Never Again and Forever After

Twelve days ago, on Good Friday, my life fell spectacularly, publicly, heartbreakingly apart. After all of these past months of struggle, fighting and turmoil, everything in me gave up. I caused a terrible car accident in which, by the grace of God no one was hurt. But the aftermath, the wreckage has been incalculable.

brokenI ended up in the ER tonight because I have not been able to eat or drink anything for twelve days, despite the significant steps I’ve taken to start to rebuild whatever my new life will look like. My body just told me that it was simply not going to continue this way and it didn’t.

At the hospital, they were perfunctorily kind, suggesting that I perhaps try relaxation exercises, and brought in a very nice young man who asked me if I was considering harming myself. Since I believe that my life, and more importantly, my reactions to my life, to years of  deep misery had already done enough harm, I said “No.”

So they gave me some fluids, checked my blood work, watched as I shook, vomited up the water I couldn’t keep down, and then eventually sent me home. Lying there waiting to leave, I alternated between being terrified that this was actually what it looked and felt like when someone was truly cracking up, and then offering exactly what I was in those moments to God.
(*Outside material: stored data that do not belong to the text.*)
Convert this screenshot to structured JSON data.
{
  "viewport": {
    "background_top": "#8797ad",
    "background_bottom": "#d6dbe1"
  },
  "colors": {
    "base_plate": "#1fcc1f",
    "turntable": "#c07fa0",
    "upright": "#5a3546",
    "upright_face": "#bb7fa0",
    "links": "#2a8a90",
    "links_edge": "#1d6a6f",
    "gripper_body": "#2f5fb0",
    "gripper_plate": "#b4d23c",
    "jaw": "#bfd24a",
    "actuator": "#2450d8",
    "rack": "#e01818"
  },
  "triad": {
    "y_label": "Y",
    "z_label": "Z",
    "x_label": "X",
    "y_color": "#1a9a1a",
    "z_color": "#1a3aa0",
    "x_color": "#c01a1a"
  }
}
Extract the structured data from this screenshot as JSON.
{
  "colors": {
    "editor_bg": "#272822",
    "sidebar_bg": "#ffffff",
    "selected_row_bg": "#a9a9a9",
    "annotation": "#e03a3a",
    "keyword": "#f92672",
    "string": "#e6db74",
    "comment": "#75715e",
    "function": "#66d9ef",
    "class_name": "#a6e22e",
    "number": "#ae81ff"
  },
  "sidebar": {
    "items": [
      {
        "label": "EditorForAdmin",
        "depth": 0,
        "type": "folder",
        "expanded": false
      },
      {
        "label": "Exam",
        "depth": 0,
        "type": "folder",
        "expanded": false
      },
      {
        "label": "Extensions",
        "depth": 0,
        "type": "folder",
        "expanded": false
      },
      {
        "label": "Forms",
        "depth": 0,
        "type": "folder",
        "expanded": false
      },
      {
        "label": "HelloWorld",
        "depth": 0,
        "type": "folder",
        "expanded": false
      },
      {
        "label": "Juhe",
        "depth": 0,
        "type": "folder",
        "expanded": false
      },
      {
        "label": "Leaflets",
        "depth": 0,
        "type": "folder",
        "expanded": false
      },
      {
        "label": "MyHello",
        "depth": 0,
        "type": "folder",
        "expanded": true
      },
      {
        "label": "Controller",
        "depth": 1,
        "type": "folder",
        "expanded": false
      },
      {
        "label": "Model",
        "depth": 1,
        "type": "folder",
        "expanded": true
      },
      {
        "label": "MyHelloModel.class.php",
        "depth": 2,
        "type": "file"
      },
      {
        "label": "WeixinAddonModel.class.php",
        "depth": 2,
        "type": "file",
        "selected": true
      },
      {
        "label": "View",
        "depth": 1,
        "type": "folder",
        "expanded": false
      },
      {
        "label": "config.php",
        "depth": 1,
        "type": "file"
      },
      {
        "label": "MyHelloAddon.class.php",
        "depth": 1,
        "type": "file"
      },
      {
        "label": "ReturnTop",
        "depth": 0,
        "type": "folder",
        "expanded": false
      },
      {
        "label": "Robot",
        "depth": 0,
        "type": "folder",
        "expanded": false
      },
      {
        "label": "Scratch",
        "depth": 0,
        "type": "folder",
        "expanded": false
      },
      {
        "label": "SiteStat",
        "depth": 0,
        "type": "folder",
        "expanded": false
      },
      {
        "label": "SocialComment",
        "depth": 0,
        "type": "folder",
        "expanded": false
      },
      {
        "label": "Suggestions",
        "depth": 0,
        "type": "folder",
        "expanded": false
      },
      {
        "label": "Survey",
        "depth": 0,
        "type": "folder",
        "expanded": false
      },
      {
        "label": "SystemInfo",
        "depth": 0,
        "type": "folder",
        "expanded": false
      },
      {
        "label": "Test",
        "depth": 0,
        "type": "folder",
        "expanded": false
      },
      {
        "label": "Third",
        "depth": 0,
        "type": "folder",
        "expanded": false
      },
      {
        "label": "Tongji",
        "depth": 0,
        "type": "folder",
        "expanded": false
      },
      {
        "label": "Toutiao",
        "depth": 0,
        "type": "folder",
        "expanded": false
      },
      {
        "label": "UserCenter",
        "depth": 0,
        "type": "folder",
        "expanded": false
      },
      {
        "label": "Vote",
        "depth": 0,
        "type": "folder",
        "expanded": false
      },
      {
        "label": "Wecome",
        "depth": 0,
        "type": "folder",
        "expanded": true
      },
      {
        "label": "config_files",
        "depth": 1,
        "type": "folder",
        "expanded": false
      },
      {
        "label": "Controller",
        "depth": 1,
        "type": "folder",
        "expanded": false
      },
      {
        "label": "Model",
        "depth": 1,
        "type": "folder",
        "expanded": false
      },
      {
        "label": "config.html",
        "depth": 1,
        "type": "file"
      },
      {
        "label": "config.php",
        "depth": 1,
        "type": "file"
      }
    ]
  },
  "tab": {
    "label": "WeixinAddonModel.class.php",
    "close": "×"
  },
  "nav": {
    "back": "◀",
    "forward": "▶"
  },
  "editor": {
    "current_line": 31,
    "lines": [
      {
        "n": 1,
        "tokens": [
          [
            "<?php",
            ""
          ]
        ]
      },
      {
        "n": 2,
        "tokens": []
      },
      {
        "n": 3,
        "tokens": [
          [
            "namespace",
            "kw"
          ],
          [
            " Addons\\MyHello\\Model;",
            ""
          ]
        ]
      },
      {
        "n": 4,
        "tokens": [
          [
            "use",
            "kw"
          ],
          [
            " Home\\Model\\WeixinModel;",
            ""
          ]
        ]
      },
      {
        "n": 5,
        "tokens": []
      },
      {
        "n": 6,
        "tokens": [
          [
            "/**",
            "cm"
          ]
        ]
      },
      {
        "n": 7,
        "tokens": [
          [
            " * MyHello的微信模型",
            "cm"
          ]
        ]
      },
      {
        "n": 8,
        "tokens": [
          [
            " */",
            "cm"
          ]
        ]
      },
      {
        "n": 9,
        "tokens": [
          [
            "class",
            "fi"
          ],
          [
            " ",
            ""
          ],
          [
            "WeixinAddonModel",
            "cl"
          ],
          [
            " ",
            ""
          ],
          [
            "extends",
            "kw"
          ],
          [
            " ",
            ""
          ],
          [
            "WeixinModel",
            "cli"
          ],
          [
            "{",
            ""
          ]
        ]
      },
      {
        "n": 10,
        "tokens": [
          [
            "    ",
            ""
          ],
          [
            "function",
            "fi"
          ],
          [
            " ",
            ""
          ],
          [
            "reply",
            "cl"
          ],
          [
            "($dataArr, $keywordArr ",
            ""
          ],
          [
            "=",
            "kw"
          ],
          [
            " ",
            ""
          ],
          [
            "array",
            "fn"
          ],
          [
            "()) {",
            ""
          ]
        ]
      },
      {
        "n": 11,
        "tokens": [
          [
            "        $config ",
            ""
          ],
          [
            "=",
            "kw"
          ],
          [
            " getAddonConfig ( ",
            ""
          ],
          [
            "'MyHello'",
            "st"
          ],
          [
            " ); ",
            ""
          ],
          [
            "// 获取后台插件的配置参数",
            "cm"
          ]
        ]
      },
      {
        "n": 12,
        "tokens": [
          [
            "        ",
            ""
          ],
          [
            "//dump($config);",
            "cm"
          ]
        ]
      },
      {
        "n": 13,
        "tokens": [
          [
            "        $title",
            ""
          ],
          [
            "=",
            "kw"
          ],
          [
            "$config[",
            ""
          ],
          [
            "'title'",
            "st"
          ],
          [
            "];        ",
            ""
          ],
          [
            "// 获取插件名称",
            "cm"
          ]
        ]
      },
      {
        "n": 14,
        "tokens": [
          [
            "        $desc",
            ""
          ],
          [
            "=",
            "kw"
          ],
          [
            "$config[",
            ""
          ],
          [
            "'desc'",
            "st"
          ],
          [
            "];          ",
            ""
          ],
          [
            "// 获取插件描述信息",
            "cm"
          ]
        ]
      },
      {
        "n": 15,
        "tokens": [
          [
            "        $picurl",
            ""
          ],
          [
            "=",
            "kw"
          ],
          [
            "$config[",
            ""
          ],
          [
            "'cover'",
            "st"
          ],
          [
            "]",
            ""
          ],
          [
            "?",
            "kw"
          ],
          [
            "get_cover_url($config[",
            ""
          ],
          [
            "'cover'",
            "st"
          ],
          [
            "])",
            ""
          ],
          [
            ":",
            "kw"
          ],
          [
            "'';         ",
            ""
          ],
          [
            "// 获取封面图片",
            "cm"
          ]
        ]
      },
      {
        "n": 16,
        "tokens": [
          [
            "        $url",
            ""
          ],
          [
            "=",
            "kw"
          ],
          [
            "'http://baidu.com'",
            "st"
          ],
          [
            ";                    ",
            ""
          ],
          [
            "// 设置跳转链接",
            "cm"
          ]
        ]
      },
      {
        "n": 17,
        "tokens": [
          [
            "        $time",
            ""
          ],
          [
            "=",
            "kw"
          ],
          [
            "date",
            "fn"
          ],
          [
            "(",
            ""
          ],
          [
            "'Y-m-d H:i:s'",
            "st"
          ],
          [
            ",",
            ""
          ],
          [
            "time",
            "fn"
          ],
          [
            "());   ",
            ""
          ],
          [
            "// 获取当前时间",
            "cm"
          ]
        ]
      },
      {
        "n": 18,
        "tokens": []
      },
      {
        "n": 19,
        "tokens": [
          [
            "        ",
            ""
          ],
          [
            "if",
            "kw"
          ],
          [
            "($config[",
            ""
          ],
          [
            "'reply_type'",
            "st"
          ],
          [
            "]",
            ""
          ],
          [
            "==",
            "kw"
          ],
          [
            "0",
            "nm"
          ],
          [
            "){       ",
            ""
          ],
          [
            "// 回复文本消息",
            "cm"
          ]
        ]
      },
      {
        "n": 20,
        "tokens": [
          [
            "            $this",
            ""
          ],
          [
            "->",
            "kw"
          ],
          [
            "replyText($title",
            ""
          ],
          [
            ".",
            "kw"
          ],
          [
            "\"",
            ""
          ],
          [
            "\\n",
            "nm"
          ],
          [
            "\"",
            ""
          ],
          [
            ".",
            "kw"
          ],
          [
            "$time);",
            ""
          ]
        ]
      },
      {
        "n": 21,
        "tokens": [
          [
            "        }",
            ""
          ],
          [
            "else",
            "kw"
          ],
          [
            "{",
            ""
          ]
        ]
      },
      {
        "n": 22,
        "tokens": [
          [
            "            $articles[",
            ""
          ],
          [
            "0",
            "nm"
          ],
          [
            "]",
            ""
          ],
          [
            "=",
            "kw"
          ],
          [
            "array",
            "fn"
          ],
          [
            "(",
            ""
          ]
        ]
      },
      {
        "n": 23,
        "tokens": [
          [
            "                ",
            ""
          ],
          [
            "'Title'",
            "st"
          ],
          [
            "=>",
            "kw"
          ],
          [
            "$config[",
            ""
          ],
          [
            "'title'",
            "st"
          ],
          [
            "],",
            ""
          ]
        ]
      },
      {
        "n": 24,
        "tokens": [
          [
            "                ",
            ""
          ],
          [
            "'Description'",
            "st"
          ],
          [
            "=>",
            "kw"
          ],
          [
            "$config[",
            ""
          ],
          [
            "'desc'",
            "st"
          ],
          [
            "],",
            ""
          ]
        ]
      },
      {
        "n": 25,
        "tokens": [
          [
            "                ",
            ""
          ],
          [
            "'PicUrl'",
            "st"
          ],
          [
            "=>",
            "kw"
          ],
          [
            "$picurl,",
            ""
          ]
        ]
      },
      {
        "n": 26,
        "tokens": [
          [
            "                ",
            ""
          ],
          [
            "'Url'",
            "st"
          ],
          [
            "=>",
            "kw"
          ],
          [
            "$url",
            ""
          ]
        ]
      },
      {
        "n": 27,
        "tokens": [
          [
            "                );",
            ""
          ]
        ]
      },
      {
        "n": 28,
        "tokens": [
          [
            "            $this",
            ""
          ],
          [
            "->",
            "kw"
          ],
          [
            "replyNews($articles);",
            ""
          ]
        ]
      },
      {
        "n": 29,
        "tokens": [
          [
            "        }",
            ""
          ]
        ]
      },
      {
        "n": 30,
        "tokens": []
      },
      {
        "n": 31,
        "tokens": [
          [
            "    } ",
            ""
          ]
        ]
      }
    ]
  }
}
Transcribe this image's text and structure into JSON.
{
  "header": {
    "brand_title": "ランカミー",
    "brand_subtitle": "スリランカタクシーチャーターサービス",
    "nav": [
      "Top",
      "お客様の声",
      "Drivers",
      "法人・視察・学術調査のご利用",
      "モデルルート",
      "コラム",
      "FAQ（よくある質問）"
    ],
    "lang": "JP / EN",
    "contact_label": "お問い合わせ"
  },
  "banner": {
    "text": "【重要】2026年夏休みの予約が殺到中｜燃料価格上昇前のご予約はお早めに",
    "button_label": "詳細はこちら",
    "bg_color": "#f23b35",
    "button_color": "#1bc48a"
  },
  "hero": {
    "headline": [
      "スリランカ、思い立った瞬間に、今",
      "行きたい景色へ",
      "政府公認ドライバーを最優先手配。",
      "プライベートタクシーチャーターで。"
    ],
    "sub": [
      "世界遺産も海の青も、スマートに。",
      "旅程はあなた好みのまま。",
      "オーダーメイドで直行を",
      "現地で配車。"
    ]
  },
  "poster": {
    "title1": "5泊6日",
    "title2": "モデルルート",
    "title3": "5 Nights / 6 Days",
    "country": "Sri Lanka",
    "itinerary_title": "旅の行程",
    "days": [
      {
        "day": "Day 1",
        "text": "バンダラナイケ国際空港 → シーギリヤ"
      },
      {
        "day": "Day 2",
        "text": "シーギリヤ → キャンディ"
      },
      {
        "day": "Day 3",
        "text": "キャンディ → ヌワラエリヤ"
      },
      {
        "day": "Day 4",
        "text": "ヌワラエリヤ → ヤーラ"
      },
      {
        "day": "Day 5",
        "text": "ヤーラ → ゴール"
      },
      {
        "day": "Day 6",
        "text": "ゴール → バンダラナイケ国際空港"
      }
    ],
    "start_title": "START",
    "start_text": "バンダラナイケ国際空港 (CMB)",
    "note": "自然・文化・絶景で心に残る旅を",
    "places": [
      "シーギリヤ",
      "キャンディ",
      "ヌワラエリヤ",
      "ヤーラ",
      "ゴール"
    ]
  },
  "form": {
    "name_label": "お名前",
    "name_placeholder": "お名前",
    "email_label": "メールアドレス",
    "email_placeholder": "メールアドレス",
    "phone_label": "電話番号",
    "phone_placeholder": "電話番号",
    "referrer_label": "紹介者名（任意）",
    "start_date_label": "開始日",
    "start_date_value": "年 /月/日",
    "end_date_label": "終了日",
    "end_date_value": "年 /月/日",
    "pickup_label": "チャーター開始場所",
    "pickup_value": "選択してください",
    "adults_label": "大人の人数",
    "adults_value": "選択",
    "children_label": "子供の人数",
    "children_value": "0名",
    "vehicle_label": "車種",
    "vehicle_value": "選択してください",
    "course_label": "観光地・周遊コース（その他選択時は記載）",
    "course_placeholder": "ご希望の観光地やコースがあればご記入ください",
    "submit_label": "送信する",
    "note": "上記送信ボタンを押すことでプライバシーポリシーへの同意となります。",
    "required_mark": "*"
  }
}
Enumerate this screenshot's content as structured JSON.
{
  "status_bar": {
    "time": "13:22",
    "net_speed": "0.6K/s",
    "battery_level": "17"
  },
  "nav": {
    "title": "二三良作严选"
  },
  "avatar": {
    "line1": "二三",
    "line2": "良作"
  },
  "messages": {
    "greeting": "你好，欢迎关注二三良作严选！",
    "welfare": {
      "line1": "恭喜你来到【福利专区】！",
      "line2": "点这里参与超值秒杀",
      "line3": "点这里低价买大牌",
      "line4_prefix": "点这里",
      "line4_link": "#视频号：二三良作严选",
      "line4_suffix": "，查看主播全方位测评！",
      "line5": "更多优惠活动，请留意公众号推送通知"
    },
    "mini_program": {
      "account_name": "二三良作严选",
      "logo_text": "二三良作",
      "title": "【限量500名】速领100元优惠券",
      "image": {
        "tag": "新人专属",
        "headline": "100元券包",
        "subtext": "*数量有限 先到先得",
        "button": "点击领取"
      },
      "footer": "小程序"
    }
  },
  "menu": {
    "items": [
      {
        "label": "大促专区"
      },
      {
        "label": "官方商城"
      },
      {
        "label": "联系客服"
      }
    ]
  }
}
I thought that I had surrendered to God, but then I remembered that last night, my prayer was not to surrender but to want to want to surrender. I believed I had done this, but I hadn’t, until tonight. I surrendered because I had no choice, and a deep sense of giving in and giving up came over me.

Not of giving up my life, but giving up, entirely and completely, the struggle.  In that moment, in repeating to myself, over and over, “I’m done. I’m done,” I knew that I wasn’t done with my life. I was done with the misery of a life I’ve been living for such a long, long time. A river began to flow through me.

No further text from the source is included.